Just a quick extra note to clarify that Julie isn't contradicting what Marc wrote about not having met a giant talking animal before, she's just overgeneralising about having seen the one! If she were less depressed, she'd probably not say it at all because she'd think it was sarcasm.

Anonymous said...

I was hoping I could upload this earlier but I was in new employee orientation all day, working on the prompt during the breaks. I'm glad I can still use what I wrote after Greg's, with only some slight alterations.

Mine:

The rest of the day followed that morning. Julie continued to see things that, in all honesty, shouldn’t be there.
Why would a large, black rabbit in a white coat, who sounded suspiciously like Babs, hand out medication? She should be handing out carrots if anything. Or maybe she should be eating all the carrots? No, not a rabbit, then.
Julie hoped the brightly colored pills the rabbit gave her would calm her strange, otherworldly visions, but they seemed to only make matters worse.
The white walls of the hospital swirled in sparking tide pools whenever she walked from her room to the common room. Chairs void of everything save air suddenly grew voice boxes, proclaiming their inner thoughts and desires to the world around them. There was one woman-Lucky? Lily?—whose head was three sizes too big. Another man—Adam? Aaron?—who had two faces! Just like the theatrical masks hanging on Anne’s bedroom wall, one face was always in the midst of weeping while the other was elated almost to the point of bursting.
But walls were solid—they were incapable of swallowing her up. Chairs were just objects and couldn’t think or want much less voice anything at all. Heads came in a variety of shapes and sizes, but never that big, and people could only have one face.
She knew there was something wrong with her, she truly did. Julie just wished it would all go away, that she could simply blink her eyes and the hospital’s stark walls would magically fade into the light beige of her apartment, with her and Anne watching The Big Bang Theory on their brown, lumpy sofa.
Julie even tried to slowly blink, hoping she could will her dreams into reality. But, just like the talking chairs and guy with two faces, she could tell it wasn’t real and couldn’t possibly happen.

Marc said...

Greg - thanks! Glad to have you on board for another year :)

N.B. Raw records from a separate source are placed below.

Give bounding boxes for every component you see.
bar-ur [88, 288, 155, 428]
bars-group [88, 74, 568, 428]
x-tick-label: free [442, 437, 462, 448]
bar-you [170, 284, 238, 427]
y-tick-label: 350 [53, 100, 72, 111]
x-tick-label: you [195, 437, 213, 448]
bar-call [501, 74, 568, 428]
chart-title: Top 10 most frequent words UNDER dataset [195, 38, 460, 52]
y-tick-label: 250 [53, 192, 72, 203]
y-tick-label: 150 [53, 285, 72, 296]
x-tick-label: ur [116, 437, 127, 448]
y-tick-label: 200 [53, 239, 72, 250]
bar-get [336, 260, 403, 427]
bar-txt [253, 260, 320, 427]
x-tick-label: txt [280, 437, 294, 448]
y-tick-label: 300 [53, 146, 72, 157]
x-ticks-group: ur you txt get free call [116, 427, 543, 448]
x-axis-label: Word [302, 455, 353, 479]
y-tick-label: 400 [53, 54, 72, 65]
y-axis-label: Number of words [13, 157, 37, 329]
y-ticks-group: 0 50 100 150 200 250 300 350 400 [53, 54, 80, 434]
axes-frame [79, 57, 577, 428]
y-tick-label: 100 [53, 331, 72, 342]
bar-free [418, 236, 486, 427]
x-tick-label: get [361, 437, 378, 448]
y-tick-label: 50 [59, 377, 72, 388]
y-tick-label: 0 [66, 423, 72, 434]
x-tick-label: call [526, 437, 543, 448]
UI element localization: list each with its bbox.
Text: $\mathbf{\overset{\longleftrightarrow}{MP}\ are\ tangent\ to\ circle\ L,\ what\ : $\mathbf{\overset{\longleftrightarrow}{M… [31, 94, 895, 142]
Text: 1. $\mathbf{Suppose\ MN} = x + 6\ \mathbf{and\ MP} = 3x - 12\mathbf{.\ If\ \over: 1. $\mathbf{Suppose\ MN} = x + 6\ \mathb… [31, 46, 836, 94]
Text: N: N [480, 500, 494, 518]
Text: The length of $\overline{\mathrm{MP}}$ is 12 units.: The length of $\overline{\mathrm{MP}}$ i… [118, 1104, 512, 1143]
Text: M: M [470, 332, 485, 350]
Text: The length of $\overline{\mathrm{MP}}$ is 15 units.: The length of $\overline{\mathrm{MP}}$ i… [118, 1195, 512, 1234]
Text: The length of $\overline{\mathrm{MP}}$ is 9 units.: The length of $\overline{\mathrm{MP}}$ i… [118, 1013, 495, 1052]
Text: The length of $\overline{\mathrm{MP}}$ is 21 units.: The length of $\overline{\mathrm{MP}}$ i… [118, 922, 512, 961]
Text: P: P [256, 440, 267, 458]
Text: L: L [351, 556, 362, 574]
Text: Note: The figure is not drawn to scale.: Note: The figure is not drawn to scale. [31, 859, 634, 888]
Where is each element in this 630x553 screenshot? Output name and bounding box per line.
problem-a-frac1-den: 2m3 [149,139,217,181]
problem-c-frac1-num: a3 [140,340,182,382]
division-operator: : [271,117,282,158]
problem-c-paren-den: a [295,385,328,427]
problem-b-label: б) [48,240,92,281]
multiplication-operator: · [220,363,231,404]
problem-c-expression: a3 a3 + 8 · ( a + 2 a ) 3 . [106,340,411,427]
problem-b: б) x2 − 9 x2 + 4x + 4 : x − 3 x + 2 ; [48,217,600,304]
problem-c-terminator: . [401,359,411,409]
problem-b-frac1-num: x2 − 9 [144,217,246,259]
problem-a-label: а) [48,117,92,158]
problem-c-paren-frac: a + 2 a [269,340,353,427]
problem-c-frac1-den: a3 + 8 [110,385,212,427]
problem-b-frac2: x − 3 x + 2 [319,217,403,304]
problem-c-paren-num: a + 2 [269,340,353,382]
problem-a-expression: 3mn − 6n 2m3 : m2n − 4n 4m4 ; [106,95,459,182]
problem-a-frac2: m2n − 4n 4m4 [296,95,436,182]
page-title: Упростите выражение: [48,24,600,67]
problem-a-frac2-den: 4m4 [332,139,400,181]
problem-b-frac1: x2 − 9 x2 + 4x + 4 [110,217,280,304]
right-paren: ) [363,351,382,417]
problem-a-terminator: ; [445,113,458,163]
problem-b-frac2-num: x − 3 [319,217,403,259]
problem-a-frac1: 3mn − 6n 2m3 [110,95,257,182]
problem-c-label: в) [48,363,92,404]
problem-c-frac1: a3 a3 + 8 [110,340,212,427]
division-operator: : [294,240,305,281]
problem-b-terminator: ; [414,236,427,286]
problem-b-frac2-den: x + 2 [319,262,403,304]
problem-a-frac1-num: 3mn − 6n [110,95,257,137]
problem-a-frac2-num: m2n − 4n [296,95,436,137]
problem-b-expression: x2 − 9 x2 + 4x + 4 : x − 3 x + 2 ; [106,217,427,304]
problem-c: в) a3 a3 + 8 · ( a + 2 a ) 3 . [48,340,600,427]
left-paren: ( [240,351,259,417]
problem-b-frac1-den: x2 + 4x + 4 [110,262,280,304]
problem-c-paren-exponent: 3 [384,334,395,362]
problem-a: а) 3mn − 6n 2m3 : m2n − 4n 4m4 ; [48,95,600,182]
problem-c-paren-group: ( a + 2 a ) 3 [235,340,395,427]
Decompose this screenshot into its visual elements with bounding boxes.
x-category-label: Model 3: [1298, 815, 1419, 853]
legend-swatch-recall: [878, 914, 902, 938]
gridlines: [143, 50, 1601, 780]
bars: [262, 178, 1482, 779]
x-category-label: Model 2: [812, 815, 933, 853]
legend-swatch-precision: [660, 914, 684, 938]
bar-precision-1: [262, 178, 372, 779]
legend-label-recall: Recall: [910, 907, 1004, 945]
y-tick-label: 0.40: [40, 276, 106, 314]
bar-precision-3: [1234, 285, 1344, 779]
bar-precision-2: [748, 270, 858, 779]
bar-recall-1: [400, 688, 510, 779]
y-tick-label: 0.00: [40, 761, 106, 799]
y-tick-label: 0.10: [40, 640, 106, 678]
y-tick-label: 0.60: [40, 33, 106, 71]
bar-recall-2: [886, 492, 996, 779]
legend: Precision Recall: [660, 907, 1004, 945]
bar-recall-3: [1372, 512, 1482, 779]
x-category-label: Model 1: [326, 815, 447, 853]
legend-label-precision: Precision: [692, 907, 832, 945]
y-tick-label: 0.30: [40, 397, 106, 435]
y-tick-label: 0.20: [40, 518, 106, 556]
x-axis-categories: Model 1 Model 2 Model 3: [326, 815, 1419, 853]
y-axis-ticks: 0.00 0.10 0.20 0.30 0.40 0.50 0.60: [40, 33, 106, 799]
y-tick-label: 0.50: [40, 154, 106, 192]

I like the introduction of Babs into the story, with the potentially troubling detail that she looks so similar to Julie's deceased granny.

Who knows what's really going on here, but I'm looking forward to finding out!

Ivy - glad to have you along for the year as well!

You've got some great imagery in here and I like the progress of Julie's thoughts. There are more hints that something isn't quite right here, but it still leaves the possibility that it's all to do with Julie and the staff are just trying to help.

And we're off on another 12 month journey!